Yeah. I feel it writes how a lawyer or politician would. That's why I think having a personal opinion and pinning your flag to a mast will become more important if (as?) the internet gets flooded with this kind of speak.
For a few months I was more interested in creating faceless YouTube channels and videos than personal branded talking head ones. Now looking at all the AI that helps people churn out this stuff I'm leaning back towards personal branding and having strong opinions.
Indeed.
Also... If you consider it largely feeds off whatever's on the internet, even a version capable of scouring current data would potentially suffer from another issue that should be interesting for writers.
Basically, it would still need input sources to work...
So if everyone stopped writing (because of AI supposedly replacing their jobs), its usefulness would quickly get diluted. It would theoretically have less and less original content to draw from, especially on more current topics. In a world where everyone used it to create content (just being hypothetical), it would essentially be recycling its own inputs.

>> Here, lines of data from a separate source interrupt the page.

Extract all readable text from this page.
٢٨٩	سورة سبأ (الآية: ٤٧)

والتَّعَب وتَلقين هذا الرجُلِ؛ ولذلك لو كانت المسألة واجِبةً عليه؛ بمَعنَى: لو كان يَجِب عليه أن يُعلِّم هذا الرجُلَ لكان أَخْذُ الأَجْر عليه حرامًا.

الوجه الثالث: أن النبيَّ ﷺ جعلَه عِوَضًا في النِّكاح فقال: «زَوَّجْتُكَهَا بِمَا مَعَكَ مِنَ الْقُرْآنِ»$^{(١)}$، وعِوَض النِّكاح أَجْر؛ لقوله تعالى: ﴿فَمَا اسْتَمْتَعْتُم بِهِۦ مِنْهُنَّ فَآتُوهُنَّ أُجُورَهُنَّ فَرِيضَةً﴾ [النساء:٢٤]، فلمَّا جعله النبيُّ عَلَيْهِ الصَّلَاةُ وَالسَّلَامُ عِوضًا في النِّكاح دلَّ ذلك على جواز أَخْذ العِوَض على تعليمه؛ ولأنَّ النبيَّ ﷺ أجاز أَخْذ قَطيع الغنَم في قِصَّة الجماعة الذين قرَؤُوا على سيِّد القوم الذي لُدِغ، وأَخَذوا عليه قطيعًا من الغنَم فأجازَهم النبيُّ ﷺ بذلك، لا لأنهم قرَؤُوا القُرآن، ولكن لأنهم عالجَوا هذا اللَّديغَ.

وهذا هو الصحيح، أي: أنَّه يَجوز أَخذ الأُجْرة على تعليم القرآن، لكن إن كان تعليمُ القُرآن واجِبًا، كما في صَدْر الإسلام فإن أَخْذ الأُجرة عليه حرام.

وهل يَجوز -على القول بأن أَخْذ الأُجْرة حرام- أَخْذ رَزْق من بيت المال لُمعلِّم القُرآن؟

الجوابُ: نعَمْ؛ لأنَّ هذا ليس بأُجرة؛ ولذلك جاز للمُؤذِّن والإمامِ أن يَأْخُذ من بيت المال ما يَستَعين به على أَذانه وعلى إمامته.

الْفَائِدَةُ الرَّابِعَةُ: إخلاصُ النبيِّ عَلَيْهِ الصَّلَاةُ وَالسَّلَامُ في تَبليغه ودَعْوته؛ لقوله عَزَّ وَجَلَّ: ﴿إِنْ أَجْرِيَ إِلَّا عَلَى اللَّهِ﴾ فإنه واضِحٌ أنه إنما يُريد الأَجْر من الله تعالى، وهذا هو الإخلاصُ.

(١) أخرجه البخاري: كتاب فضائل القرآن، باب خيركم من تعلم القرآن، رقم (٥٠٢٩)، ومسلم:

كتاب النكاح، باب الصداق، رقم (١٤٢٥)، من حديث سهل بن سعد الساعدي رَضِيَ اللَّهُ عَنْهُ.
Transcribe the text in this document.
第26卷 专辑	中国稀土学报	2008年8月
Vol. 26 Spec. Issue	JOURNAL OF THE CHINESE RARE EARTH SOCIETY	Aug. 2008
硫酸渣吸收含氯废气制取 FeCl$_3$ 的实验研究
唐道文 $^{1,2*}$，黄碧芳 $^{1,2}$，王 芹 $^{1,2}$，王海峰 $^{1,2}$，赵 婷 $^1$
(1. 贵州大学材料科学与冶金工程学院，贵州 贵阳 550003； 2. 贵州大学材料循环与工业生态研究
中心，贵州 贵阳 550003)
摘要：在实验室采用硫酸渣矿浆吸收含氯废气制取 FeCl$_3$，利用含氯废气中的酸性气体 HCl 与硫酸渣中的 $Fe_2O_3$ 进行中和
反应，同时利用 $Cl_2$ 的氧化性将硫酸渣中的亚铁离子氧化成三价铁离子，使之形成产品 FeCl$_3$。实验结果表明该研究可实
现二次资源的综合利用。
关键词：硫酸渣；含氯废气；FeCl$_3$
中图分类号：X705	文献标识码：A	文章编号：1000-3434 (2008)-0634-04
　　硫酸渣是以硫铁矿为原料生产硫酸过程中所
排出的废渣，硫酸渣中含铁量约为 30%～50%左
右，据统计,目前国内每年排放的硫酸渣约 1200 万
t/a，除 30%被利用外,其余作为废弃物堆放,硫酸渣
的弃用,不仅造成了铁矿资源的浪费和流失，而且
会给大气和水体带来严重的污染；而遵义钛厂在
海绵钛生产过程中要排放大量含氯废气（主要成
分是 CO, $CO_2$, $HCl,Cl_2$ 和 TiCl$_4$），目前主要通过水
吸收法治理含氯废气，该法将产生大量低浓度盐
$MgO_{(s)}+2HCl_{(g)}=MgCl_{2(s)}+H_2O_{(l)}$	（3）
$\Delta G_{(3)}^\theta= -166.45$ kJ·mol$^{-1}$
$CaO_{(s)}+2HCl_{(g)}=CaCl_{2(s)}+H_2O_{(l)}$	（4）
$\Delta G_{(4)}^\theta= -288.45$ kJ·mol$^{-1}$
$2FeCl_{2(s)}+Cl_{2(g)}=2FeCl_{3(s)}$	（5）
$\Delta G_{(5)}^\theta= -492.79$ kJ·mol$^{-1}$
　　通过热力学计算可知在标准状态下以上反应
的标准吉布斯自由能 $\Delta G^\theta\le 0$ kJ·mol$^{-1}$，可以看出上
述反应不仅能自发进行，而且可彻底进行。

Therefore at least some human content creators would need to be out there creating those inputs to keep it working, right? If this didn't happen by default, then the value of high quality human writing would shoot up in response, if even just for a declining number of well paid specialists.
(I'm certainly no expert on this stuff so very possible I'm missing a lot here. I also realize it will inevitably improve a lot over time. Just thinking outloud.)
My impression as far as writers go, though, would be to either:
1) Become a very specialized kind of writer creating extremely original content (or very opinionated, as you say)... The more nuanced your ideas, the more valuable your skillset as a writer should be -- assuming we don't just all happily fall forward into a world of vanilla filler content reminding us that "it's important to remember to be nice to other people."
(If the last 5 years are any indication, I think humans will naturally push back on that.)
Or 2) Become very skilled at using this technology in high leverage ways so people will pay you big money to use it (this is where I think there are big opportunities right now). Regardless of how it's incorporated into the internet, there are plenty of valuable use cases that anyone who knows how to use it well can start capitalizing on right now.
Another thing I keep thinking about is that even people who use it to create content or copy will need to understand what makes good content or copy. How else would you know enough to edit and improve upon what it produced, or whether it was good enough to use as is?
If everyone depended on the AI, the world's writing skills would suffer as a whole. Hence making top notch writing skills in a human very scarce and therefore (once again) in high demand?
A lot to think about.
I do want to spend some time actually learning how to use this stuff. Hard to say what the future will look like but certainly a lot of economic potential here. And if we can produce amazing things without it, what can we produce by leveraging it?
Crazy to think we're just seeing the beginning.